Clustering

Density Based Clustering using EM algorithm

Each cluster is assumed to have a probability density with certain parameters (e.g. Multivariate Gaussian). The goal of Density Based clustering is to determine the number of such model components (i.e. clusters) in a data set, and the parameters of the probability density of each component. Once the components of the whole data set are determined, a Density Based cluster may indicate the probability of each variable belonging to a particular cluster. Number of clusters is determined using cross-validation. Each variable has a probability distributiona indicating the probability of the variable belonging to each of the clusters.

Method parameters

Data files
Raw data files correspondent to the samples selected to bi in the projection plot.
Colouring style
The dots corresponding to every sample can be colored depending on the sample's parameter state or on the file.
Peak measuring approach
It can take two values: height or area.
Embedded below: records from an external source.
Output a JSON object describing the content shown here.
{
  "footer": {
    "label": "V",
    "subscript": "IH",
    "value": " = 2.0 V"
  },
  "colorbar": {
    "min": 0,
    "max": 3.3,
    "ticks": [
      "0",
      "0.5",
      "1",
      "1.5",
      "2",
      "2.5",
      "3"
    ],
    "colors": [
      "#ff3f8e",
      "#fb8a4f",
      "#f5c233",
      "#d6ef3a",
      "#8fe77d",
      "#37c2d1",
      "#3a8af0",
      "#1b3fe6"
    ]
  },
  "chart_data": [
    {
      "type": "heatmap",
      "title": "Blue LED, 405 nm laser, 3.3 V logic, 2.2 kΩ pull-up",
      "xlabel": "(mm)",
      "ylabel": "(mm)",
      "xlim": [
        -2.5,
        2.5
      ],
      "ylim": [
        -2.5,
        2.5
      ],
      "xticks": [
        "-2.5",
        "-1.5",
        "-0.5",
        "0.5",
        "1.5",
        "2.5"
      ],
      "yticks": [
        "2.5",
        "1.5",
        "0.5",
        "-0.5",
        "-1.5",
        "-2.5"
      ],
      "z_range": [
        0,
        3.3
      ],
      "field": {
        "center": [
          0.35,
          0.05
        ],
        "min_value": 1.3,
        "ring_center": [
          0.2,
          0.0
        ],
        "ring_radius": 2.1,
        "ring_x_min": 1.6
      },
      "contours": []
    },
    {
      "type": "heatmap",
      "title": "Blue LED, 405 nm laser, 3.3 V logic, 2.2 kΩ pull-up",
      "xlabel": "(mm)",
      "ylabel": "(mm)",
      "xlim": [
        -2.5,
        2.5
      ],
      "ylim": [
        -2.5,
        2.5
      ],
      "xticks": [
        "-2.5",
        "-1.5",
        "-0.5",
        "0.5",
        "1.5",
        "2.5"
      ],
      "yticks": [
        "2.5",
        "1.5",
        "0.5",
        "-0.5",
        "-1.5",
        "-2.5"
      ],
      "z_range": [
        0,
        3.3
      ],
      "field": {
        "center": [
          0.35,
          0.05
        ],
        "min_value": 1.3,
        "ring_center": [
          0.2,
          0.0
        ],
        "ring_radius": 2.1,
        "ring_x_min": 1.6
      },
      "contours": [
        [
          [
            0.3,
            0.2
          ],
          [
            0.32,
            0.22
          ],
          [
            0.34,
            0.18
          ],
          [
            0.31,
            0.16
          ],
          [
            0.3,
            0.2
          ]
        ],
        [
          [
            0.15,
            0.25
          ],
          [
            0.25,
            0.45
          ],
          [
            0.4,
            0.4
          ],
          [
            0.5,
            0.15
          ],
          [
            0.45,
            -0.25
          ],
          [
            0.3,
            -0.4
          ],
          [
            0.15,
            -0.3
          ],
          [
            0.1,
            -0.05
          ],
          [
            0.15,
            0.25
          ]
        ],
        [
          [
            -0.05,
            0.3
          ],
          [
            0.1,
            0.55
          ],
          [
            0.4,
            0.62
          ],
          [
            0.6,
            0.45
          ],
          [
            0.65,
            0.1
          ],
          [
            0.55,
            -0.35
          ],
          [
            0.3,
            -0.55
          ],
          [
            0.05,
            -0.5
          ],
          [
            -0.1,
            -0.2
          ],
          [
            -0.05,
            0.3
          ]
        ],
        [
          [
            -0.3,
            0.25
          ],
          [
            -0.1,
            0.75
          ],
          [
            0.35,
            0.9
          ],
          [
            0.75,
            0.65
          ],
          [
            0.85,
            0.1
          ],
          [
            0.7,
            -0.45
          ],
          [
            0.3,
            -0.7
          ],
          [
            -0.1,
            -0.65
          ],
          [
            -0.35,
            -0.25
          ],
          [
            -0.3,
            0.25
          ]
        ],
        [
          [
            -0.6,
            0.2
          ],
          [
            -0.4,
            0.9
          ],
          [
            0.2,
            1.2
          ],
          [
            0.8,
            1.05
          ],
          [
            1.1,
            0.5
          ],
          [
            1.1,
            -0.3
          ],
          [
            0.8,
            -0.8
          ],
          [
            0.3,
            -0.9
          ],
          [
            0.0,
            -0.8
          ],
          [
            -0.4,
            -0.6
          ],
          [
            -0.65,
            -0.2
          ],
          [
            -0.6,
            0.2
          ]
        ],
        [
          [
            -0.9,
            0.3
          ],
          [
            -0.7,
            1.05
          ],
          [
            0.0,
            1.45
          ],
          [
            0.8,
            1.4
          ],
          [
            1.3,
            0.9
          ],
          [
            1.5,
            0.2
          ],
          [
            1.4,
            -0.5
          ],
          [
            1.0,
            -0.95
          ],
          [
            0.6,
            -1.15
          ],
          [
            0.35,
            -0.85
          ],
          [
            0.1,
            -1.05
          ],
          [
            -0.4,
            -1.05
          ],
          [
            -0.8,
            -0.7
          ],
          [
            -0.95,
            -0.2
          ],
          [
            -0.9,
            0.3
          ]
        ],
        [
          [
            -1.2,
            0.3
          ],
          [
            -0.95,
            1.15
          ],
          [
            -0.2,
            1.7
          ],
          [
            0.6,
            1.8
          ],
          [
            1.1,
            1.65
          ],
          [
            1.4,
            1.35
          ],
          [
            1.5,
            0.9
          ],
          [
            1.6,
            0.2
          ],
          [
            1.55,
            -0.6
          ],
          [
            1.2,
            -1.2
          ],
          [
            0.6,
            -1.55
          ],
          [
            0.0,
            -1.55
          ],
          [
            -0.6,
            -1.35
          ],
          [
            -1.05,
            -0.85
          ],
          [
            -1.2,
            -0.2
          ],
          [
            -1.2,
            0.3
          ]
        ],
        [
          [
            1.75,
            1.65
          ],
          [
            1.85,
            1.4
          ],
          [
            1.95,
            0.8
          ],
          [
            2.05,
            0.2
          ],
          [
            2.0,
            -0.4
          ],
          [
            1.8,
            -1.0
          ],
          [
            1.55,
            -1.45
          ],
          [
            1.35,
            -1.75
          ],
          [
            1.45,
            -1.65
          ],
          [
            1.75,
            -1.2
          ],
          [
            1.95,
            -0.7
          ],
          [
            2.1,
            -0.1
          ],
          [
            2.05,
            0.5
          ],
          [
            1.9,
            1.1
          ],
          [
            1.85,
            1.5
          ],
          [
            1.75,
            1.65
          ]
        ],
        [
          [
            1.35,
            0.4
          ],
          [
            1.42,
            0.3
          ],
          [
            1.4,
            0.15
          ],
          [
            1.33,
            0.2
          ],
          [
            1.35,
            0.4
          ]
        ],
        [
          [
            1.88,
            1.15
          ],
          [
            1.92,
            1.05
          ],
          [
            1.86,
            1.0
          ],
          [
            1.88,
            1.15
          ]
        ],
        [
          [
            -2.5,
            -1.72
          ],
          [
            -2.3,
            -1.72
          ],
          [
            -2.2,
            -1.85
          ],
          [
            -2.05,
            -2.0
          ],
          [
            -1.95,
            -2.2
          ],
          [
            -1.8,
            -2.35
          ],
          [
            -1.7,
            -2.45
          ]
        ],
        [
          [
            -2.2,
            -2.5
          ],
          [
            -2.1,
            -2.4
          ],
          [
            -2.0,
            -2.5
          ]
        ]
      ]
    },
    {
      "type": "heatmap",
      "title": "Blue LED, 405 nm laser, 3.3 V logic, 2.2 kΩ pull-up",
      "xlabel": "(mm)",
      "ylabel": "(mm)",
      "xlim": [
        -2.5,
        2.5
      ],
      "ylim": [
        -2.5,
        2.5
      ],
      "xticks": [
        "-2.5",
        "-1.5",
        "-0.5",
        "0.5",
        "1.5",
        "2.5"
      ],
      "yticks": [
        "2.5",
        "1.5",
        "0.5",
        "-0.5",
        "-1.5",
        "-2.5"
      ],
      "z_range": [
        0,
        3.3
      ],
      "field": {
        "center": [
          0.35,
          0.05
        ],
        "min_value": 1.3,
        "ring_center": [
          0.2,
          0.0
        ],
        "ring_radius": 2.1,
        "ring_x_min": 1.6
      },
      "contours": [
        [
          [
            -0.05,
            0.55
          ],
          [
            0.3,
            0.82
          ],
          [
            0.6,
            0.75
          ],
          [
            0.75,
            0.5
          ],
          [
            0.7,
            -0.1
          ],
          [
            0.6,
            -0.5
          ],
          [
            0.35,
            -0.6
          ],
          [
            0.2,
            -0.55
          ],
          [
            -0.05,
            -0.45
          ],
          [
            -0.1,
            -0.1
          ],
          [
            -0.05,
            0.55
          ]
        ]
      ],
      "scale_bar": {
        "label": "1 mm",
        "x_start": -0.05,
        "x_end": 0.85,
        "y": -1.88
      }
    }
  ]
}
The projections will be calculated using one of this two values.
Peaks
Peaks that will be taken into account to create the projection plot.
Visualization
The visualization of the result of non hierarchical clustering algorithms can be performed using PCA or Sammon's projection
Type of data
It can take two values: Samples or variables. The clustering will be applied to one of this types of data.
Algorithm
Algorithm that will be used to cluster the data.
Link type
This parameters is only enable when the hierarchical clustering has been chosen. The distances between clusters is determined by the chosen linkage.
Distance fuction
This parameters is only enable when the hierarchical clustering has been chosen. The distances between points is determined by the chosen distance function.
Number of groups
The number of clusters has to be defined by the user in advance for some clustering algorithms. This parameter is available only when K-means or Farthest First algorithm are chosen.